The spotted surface forms in that text are "London" (offset 0), "city" (offset 18), and "Europe" (offset 26). Note that "city" is a common noun flagged via Wikipedia anchor lookup — it would likely be filtered out by the full /annotate pipeline.

Pitfalls

The API returns XML by default. Always pass Accept: application/json as a request header or you'll receive SDMX-style XML with no warning. This isn't prominently documented.
/annotate and /candidates/spot use different response shapes. /annotate returns a top-level Resources array; the other two return an annotation wrapper containing a surfaceForm array. A single response parser will break on one or the other.
Every JSON key has an @ prefix (@URI, @surfaceForm, @offset, @support). This is JSON-LD convention — Spotlight was built when Linked Data was fashionable.
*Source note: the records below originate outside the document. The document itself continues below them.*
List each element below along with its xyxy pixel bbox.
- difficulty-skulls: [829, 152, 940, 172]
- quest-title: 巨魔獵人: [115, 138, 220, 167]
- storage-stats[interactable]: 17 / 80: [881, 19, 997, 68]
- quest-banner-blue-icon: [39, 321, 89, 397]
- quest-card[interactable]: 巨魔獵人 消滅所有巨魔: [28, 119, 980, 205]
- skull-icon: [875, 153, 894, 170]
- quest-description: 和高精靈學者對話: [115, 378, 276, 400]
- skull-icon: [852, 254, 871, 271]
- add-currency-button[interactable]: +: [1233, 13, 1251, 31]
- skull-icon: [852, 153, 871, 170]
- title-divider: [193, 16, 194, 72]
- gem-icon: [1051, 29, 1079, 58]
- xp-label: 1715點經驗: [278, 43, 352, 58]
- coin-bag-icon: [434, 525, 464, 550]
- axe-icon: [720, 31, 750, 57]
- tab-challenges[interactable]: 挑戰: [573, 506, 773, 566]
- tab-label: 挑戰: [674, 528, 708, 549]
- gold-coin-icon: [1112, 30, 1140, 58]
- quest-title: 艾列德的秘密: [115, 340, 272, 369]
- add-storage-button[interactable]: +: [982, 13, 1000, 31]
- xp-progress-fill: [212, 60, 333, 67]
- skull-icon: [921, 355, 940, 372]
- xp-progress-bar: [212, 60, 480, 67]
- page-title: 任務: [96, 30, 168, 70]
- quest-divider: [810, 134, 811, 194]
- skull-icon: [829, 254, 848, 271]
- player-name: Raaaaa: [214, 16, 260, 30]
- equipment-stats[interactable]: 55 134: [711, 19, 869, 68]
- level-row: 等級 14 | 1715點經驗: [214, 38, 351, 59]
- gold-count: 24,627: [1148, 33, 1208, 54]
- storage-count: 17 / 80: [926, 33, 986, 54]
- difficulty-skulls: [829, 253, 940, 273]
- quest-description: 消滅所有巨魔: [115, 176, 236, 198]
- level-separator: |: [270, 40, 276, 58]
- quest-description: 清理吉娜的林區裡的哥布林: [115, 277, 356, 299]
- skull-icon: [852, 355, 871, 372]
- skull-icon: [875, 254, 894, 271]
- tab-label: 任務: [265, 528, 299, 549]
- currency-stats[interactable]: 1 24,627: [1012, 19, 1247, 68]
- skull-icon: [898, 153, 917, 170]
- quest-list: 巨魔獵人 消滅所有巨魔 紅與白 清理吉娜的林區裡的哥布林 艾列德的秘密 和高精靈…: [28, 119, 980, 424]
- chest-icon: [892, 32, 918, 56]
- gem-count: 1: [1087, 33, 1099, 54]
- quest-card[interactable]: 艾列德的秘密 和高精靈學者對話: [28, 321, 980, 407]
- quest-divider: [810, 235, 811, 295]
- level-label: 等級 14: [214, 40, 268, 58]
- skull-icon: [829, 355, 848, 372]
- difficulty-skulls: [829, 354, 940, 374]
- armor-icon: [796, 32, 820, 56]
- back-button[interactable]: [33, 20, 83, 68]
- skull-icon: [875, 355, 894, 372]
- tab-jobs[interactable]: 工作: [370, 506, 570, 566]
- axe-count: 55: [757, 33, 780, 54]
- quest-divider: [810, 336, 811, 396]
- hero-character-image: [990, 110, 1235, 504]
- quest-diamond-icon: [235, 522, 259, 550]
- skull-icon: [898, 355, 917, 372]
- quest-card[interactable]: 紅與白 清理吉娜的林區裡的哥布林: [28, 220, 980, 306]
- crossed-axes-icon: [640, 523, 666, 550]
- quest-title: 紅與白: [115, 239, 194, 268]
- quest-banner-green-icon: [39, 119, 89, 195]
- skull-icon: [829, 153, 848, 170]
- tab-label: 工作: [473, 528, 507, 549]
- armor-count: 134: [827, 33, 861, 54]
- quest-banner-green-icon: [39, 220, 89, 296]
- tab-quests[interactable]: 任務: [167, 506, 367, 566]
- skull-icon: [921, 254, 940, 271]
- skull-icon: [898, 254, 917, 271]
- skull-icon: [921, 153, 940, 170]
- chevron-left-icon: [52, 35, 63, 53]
Expect "@URI", not "uri".
The public api.dbpedia-spotlight.org endpoint is shared infrastructure. Under load it is slow and occasionally unresponsive. For any production use, the project ships self-hosted Docker images.

One-line summary for the user

I can identify named entities in free text — people, places, organizations — and link each one to a DBpedia (Wikipedia-backed) URI with a disambiguation confidence score, using an unauthenticated GET.